Hiding behind his pixelated patriotism, he knows not, nor does he care if her adult child survives another overdose or how much money she owes to rehabilitation centers. Her heart is covered in track marks, asleep on her sofa, but at least that means we caught her on one of the rare nights her hands cease tremoring enough to cry in bold font, social media sans.
Here's the thing: As a child, I did dream of growing up to be an addict. I fantasized about it. Formative years with life goals a la Di Caprio. Yes, Leo—young, hot, sweaty, high as all fuck—portraying Jim Carroll (Poet Laureate of my state of mind) in the film adaptation of his memoir, The Basketball Diaries. There lies the spark of my thirty-year romance with getting fucked up. Burning, fiery. Every bridge I crossed, flame-thrower in hand. Conflagrate numbness.
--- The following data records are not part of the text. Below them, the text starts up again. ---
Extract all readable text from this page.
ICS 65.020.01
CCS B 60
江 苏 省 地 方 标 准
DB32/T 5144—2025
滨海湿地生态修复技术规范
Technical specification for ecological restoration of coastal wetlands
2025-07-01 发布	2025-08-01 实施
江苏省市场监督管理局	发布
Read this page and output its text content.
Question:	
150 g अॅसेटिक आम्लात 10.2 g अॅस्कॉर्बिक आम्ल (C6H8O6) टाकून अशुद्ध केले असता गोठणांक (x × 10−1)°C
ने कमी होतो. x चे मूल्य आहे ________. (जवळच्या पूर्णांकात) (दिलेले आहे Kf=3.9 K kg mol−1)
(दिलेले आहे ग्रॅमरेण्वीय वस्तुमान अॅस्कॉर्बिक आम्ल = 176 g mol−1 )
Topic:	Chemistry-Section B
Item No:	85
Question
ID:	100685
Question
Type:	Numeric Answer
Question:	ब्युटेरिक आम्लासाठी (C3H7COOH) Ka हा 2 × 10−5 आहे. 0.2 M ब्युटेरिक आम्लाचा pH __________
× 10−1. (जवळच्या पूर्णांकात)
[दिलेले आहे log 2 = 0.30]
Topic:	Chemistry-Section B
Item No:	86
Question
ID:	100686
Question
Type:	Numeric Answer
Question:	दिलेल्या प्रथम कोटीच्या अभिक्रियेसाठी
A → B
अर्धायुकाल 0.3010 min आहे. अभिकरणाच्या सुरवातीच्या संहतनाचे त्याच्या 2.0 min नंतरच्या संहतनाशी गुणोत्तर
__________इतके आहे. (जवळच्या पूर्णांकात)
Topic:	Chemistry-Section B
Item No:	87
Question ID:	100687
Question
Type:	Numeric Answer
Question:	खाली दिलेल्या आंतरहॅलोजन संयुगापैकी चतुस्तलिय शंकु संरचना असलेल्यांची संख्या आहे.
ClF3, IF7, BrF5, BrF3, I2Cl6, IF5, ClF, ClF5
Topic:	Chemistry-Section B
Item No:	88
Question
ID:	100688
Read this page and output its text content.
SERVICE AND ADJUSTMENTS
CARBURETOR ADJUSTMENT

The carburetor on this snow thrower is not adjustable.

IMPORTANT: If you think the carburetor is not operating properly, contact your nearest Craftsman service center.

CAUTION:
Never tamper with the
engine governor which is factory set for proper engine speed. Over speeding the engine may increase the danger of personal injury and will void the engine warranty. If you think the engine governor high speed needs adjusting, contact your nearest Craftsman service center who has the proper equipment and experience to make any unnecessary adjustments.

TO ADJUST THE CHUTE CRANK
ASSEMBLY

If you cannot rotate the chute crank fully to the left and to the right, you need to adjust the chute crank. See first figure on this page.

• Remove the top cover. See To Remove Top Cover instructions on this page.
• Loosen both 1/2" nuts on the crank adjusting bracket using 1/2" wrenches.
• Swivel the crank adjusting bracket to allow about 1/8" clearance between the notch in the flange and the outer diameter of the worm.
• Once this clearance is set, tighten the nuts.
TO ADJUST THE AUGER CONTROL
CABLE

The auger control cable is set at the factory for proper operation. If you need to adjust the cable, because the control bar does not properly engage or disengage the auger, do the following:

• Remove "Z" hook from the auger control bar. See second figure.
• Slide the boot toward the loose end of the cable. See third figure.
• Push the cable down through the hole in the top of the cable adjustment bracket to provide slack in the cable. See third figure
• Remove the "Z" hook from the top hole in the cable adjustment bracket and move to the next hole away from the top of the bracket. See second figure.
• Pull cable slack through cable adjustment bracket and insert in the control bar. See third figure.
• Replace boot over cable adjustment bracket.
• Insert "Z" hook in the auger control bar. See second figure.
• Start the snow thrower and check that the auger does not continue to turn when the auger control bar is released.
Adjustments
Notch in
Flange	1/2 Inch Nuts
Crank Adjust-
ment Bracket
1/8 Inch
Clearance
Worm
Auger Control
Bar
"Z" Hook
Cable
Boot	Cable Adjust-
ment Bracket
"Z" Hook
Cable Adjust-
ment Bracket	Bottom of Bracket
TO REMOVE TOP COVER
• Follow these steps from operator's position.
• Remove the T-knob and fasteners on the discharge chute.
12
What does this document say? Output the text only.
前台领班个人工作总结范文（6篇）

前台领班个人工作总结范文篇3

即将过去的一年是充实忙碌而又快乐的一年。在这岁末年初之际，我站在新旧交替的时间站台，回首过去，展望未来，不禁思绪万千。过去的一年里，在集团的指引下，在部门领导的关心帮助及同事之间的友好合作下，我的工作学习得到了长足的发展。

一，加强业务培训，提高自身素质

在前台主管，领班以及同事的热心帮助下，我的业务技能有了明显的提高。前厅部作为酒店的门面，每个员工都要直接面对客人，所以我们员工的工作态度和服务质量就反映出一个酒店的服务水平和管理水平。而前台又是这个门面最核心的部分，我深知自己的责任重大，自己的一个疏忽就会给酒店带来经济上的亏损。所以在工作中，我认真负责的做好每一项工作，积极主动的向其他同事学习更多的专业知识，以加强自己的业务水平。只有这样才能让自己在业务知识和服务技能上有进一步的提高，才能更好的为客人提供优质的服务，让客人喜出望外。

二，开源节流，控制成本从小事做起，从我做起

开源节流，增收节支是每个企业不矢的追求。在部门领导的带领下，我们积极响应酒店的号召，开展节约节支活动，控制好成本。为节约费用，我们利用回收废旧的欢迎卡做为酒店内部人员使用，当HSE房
Escape. That was the beginning of a cold, dead-end. A damn film adaptation; then the story, then the lifestyle, even the tragic death.
I glamorized my friends' becoming ghosts, but only because I fantasized about becoming a ghost—a real genesis, my inauguration to the chaos wheel, all stemming from a desire for emotional connection and attention to details beyond a child’s grade-appropriate reading level.
Why me?
Why a zombie?
What if all of this is a dream?
Do all of adolescence's outcasts become weirdos, who become addicts, who become either zombie or ghost then become memories?
Does it even fucking matter when the world is a vampire—savage, sadistic, thirsty?